Потом произошло следующее. К матери наконец подошла акушерка, а вскоре к ней присоединился врач – доктор Миссонье. В 1930-е годы его подозревали в убийстве жены, но доказать ничего не смогли, и суд его оправдал. Через пару минут оба за чем-то вышли – очевидно, за каким-то инструментом, – и тут вдруг под порывом ветра металлическая дверь родильной палаты с оглушительным шумом захлопнулась. От удара обе ручки – и внешняя, и внутренняя – отвалились, так что попасть в палату стало невозможно (будь я американским писателем, написал бы: «в эту чертову палату»). Мать осталась одна. У нее начались потуги. По ту сторону двери росла паника. Врач и сестра понапрасну пытались взломать замочную скважину, осыпали друг друга проклятиями и сваливали друг на друга вину за случившееся. Вызвали рабочего; он побежал за лестницей, которую пристроил с улицы, под окном палаты, находившейся на втором этаже. Он быстро взобрался наверх, разбил окно обмотанной тряпкой рукой, впрыгнул в палату и увидел, что ребенок уже родился. Он вернулся к окну и на местном диалекте объявил собравшимся внизу медикам: «Готово дело!»
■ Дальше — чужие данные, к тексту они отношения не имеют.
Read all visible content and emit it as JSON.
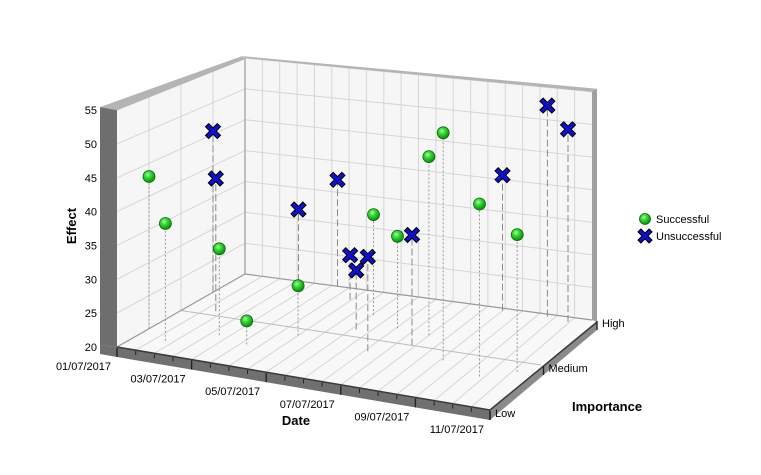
{
  "chart_data": {
    "type": "scatter",
    "projection": "3d",
    "grid": true,
    "legend_position": "right",
    "x_axis": {
      "label": "Date",
      "range": [
        "01/07/2017 00:00",
        "11/07/2017 00:00"
      ],
      "tick_labels": [
        "01/07/2017",
        "03/07/2017",
        "05/07/2017",
        "07/07/2017",
        "09/07/2017",
        "11/07/2017"
      ]
    },
    "y_axis": {
      "label": "Effect",
      "range": [
        20,
        55
      ],
      "tick_labels": [
        "20",
        "25",
        "30",
        "35",
        "40",
        "45",
        "50",
        "55"
      ]
    },
    "z_axis": {
      "label": "Importance",
      "range": [
        0,
        2
      ],
      "tick_labels": [
        "Low",
        "Medium",
        "High"
      ]
    },
    "series": [
      {
        "name": "Successful",
        "marker": "sphere",
        "color": "#22c322",
        "points": [
          {
            "date": "01/07/2017 00:00",
            "importance": 0.5,
            "effect": 43
          },
          {
            "date": "01/07/2017 19:00",
            "importance": 0.3,
            "effect": 37.5
          },
          {
            "date": "02/07/2017 18:00",
            "importance": 0.6,
            "effect": 33
          },
          {
            "date": "03/07/2017 16:00",
            "importance": 0.5,
            "effect": 23.5
          },
          {
            "date": "04/07/2017 12:00",
            "importance": 0.85,
            "effect": 27.5
          },
          {
            "date": "05/07/2017 13:00",
            "importance": 1.5,
            "effect": 35.5
          },
          {
            "date": "06/07/2017 13:00",
            "importance": 1.3,
            "effect": 34
          },
          {
            "date": "07/07/2017 12:00",
            "importance": 1.25,
            "effect": 47
          },
          {
            "date": "08/07/2017 14:00",
            "importance": 0.8,
            "effect": 53.5
          },
          {
            "date": "09/07/2017 21:00",
            "importance": 0.6,
            "effect": 45
          },
          {
            "date": "10/07/2017 15:00",
            "importance": 0.8,
            "effect": 40
          }
        ]
      },
      {
        "name": "Unsuccessful",
        "marker": "cross",
        "color": "#1010c8",
        "points": [
          {
            "date": "01/07/2017 00:00",
            "importance": 1.5,
            "effect": 45.5
          },
          {
            "date": "01/07/2017 19:00",
            "importance": 1.1,
            "effect": 40.5
          },
          {
            "date": "02/07/2017 13:00",
            "importance": 2.0,
            "effect": 31.5
          },
          {
            "date": "03/07/2017 16:00",
            "importance": 2.0,
            "effect": 37
          },
          {
            "date": "04/07/2017 11:00",
            "importance": 1.75,
            "effect": 27
          },
          {
            "date": "05/07/2017 15:00",
            "importance": 1.15,
            "effect": 29
          },
          {
            "date": "06/07/2017 14:00",
            "importance": 0.75,
            "effect": 34
          },
          {
            "date": "07/07/2017 10:00",
            "importance": 1.0,
            "effect": 36.5
          },
          {
            "date": "08/07/2017 12:00",
            "importance": 1.95,
            "effect": 41
          },
          {
            "date": "09/07/2017 19:00",
            "importance": 1.95,
            "effect": 52.5
          },
          {
            "date": "10/07/2017 11:00",
            "importance": 1.9,
            "effect": 49.5
          }
        ]
      }
    ]
  }
}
Отец отвез мать в роддом тем же утром на своем грузовичке с брезентовым верхом и сейчас же уехал: ему надо было доставить три десятка цесарок в мясную лавку, что располагалась севернее, в районе, еще не охваченном пожарами. Мой отец выращивал цесарок. Ему сказали, что роды будут долгими – все-таки первый ребенок, – поэтому нечего ему болтаться без дела во дворе роддома. Тогда он поцеловал мать, еще раз спросил, не обидится ли она, если он ее оставит, услышал в ответ, что нет, не обидится, что все будет хорошо и что ему не о чем беспокоиться, пообещал обернуться поскорее, сел в грузовик и укатил. В следующие часы он встретился со своим клиентом, и они выпили по стаканчику, потом он заехал в гараж, чтобы посмотрели коробку передач, а то что-то ручка стала сильно трястись, короче говоря, он не торопился и даже нашел время перекусить, но, когда в середине дня вернулся в больницу, сразу понял: что-то произошло.

Врач пригласил его к себе в кабинет, усадил на стул, закрыл дверь, чтобы их никто не беспокоил, и, через каждые десять секунд повторяя «месье Бенуа», объяснил ему, правда в других выражениях, что если он, месье Бенуа, приехал в больницу с самым любимым на свете человеком, то уедет тоже с самым любимым, хотя в результате удивительного фокус-покуса это будет совсем другой человек. Отец не сразу понял, о чем ему толкуют, пока после слов о «неостановимом кровотечении, несовместимом с жизненными функциями», ему не сообщили, что мадам Бенуа скончалась. Как только он снова обрел дар речи (и перестал как заведенный твердить: «Нет, нет, нет, нет!»), на несколько секунд прекратил плакать и стонать, уткнувшись лицом в колени, его отвели в другое помещение и показали сначала мертвое тело жены, а потом живого младенца. Медсестра спросила, как он его назовет. Он ответил, что не знает. Они с женой договорились, что, если родится мальчик, имя ему даст она, а если девочка, то он, и оба до конца сохранили тайну, несмотря на взаимные попытки ее выведать (порой дело доходило чуть ли не до рукоприкладства). Если бы родилась девочка, он назвал бы ее Розиной, но как быть с мальчиком, не имел ни малейшего представления. Сестра сказала, что он еще может подумать, потому что по закону у него есть несколько дней до официальной регистрации ребенка, но он не захотел ждать. У нас сегодня святой кто? Она достала из кармана халата записную книжку и быстро ее пролистала. «Сегодня день святого Сильвера». – «Ну, пусть будет Сильвер», – кивнул он.